Thursday 9th September

The best free weekly property & lifestyle magazine in Sussex

Issue: 491
07 September 10 - 13 September 10

Latest Homes issue 491 cover

The Landlady

A weekend with mum means being locked out in the rain

The Small Daughter and I recently spent a rather torturous weekend at my mothers in Stoke-on-Trent. Well, I say a weekend, but we arrived at 7.30pm on the Saturday evening and left at Monday lunchtime so technically, we were there for just one day. I can assure you that it was the longest day of my life and it will be a very long time before I can muster up the courage to go back again, in spite of the fact that The Small Daughter thoroughly enjoyed herself in that 7-year-old way of hers…

“I was dragged to ‘sort out’ the DVD player which, according to my mother, needed a ‘stunt lead’“

Whenever I visit my mother, I always set out with the best of intentions and sally forth behind an impenetrable aegis of grown-upness. Alas, within less than five minutes, my mother always manages to crumble my defences and reduce me to a surly, monosyllabic and extremely difficult teenager by criticising my attire or manner of speaking before I’ve even closed the front door behind me.

To make matters worse, she still displays a wedding photograph of me and The Ex Husband, even though we split up very acrimoniously over six years ago.
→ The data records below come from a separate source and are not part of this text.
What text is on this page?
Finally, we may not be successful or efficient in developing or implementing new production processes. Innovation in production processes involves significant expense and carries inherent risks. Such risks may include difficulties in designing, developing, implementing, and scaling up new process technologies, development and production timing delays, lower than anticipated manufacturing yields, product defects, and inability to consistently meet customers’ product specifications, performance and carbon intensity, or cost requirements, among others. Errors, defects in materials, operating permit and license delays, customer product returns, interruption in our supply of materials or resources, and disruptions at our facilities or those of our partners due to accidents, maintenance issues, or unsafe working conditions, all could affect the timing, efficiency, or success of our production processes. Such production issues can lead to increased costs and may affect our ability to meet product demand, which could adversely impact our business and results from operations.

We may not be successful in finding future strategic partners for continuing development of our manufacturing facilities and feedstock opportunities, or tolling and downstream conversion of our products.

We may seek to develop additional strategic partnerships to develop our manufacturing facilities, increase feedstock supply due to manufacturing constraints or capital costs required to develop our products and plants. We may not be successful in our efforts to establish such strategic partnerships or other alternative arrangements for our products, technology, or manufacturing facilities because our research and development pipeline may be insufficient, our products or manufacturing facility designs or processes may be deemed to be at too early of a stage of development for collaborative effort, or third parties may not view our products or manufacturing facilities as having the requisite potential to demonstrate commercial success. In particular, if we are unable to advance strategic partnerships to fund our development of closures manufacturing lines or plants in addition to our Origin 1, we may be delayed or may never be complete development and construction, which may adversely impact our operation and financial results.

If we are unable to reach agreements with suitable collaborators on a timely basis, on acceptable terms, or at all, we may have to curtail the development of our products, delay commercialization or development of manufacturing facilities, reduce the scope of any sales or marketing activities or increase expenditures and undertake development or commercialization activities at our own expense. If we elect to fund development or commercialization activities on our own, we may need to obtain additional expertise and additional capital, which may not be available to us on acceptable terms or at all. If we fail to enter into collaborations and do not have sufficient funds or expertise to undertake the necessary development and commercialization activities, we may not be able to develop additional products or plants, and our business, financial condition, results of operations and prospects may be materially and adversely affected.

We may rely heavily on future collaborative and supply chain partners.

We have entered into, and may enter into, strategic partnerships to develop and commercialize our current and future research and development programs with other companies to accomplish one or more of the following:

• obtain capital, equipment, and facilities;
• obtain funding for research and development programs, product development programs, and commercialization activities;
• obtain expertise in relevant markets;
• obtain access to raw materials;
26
Before I’d got my shoes off, I was dragged to the living room to ‘sort out’ the DVD player which, according to my mother, needed a ‘stunt lead’.

My mother can barely switch on the television – even though she’s had one since 1966 – and approaches technology in a manner that makes Catweazle look like Bill Gates. I discovered that her ‘scart’ lead was unplugged, but she was convinced it was called a ’stunt’ lead because a man – far superior to me, clearly – had told her so. Why the same superior being couldn’t have plugged in the bloody scart lead, I have no idea.

Bedtime came as a relief, until I realised that my mother’s two grandfather clocks were currently in perfect working order and still chiming – about one minute behind each other on the hour, every hour. A three bedroom semi is not big enough to take one, let alone two grandfather clocks and I’d imagine my mother could have taught the Gestapo a thing or two about sleep deprivation although The Small Daughter snored all the way through each chiming.

You might think I’m now making this up, but The Man Who Lives Next Door breeds large tropical birds and has a huge aviary in the back yard full of the feathered creatures. Just as both clocks finished chiming 5am, we were treated toa dawn chorus of parrots, miner birds and macaws. How relaxing.

On the first morning, I set out for a run even though it looked like rain – as it perpetually does in Stoke. When I returned, it had indeed started to rain and my mother had gone out with The Small Daughter to see her friends Mr and Mrs Jones. Typically – as I remember from my real teenage years – she had locked all the doors and not left me a key, so I had to sit in the garden reading a soggy ‘Nazi on Sunday’ until their return.

The rest of the day passed in a rather chilly blur and I was reduced to watching Heartbeat and Midsommer Murders. Just before bedtime, to my horror, The Small Daughter decided to regale her nana with the sad, but true tale of how someone got punched in the face at one of our recent parties. Fortunately, the clocks struck 10pm just as she got to the punching bit. Talk about saved by the bell.